As part of my interview prep, last night I challenged myself to do the following:

  • Make a Kubernetes cluster (on Google Cloud Platform)
  • …running Dockerized Zookeeper (1) and Kafka (2)
  • …with Kafka reporting stats into Datadog
  • Send in synthetic load from a bunch of Go programs moving messages around on Kafka
  • Then run an experiment to kill the Kafka master and watch how the throughput/latencies change.

Since thats a lot of that stuff I’ve never touched before (though I’ve read up on it, and it uses all the same general concepts I’ve worked with for 15 years) it should not be too surprising that I didn’t get it done. Yet.

The surprising thing is where I got stuck. I found a nice pair of Docker containers for Zookeeper and Kafka. I got Zookeeper up and running, and I could see it’s name in the Kubernetes DNS. My two Kafkas were up and running, and they found the Zookeeper via service discovery. So far so good. But then something went wrong with the place where I was going to run clients from; it could not talk to either of the Kafkas via TCP, connection timed out. What’s more, I couldn’t be sure that both of my Kafkas were even being advertised by Kubernetes DNS.

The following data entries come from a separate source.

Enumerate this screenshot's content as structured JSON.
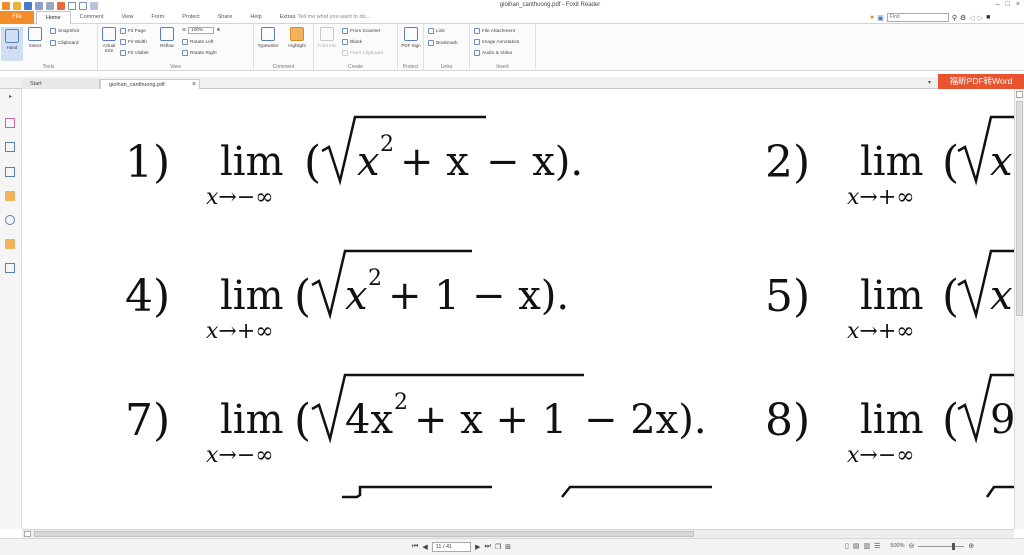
{
  "window": {
    "title": "gioihan_canthuong.pdf - Foxit Reader"
  },
  "menu": {
    "file_label": "File",
    "tabs": [
      "Home",
      "Comment",
      "View",
      "Form",
      "Protect",
      "Share",
      "Help",
      "Extras"
    ],
    "tell_me": "Tell me what you want to do...",
    "find_placeholder": "Find"
  },
  "ribbon": {
    "tools": {
      "label": "Tools",
      "hand": "Hand",
      "select": "Select",
      "snapshot": "SnapShot",
      "clipboard": "Clipboard"
    },
    "view": {
      "label": "View",
      "actual_size": "Actual Size",
      "fit_page": "Fit Page",
      "fit_width": "Fit Width",
      "fit_visible": "Fit Visible",
      "reflow": "Reflow",
      "zoom": "100%",
      "rotate_left": "Rotate Left",
      "rotate_right": "Rotate Right"
    },
    "comment": {
      "label": "Comment",
      "typewriter": "Typewriter",
      "highlight": "Highlight"
    },
    "create": {
      "label": "Create",
      "from_file": "From File",
      "from_scanner": "From Scanner",
      "blank": "Blank",
      "from_clipboard": "From Clipboard"
    },
    "protect": {
      "label": "Protect",
      "pdf_sign": "PDF Sign"
    },
    "links": {
      "label": "Links",
      "link": "Link",
      "bookmark": "Bookmark"
    },
    "insert": {
      "label": "Insert",
      "file_attachment": "File Attachment",
      "image_annotation": "Image Annotation",
      "audio_video": "Audio & Video"
    }
  },
  "doc_tabs": {
    "start": "Start",
    "file": "gioihan_canthuong.pdf"
  },
  "promo": "福昕PDF转Word",
  "document": {
    "problems": [
      {
        "num": "1)",
        "sub": "x→−∞",
        "expr_a": "x",
        "expr_b": " + x",
        "tail": " − x)."
      },
      {
        "num": "2)",
        "sub": "x→+∞"
      },
      {
        "num": "4)",
        "sub": "x→+∞",
        "expr_a": "x",
        "expr_b": " + 1",
        "tail": " − x)."
      },
      {
        "num": "5)",
        "sub": "x→+∞"
      },
      {
        "num": "7)",
        "sub": "x→−∞",
        "expr_a": "4x",
        "expr_b": " + x + 1",
        "tail": " − 2x)."
      },
      {
        "num": "8)",
        "sub": "x→−∞"
      }
    ],
    "lim": "lim"
  },
  "status": {
    "page": "11 / 41",
    "zoom": "500%"
  }
}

(Shower thought after writing this: perhaps my client container was started before the Kafka one, and as a result, it didn’t have the correct container-to-container networking magic set up. It would be interesting to read up on how that works and then debug it to see if I can see the exact problem. Or it might go away the next time I start the containers, this time in the right order. But… how can order matter? This would make it very difficult to operate these things.)

Learning how to debug in the container environment is one of the hardest things. It’s like walking around in a brewery in the dark armed only with a keychain flashlight and your nose, looking for the beer leak.

I think it is time to take a break from container-ville and use small, local Kafka on my Mac to develop the synthetic load generator. That will also be interesting, because I’m hoping to be able to generate spiky, floody flows of messages using feedback from producers to consumers. It is actually something I’ve had in mind for years, and never had the right situation calling on me to finally try it out.

Update: Well the load generator was fun hacking/learning. The final step would be to put it all together. That may come in the future, but for now I’m busy with a trip to New York.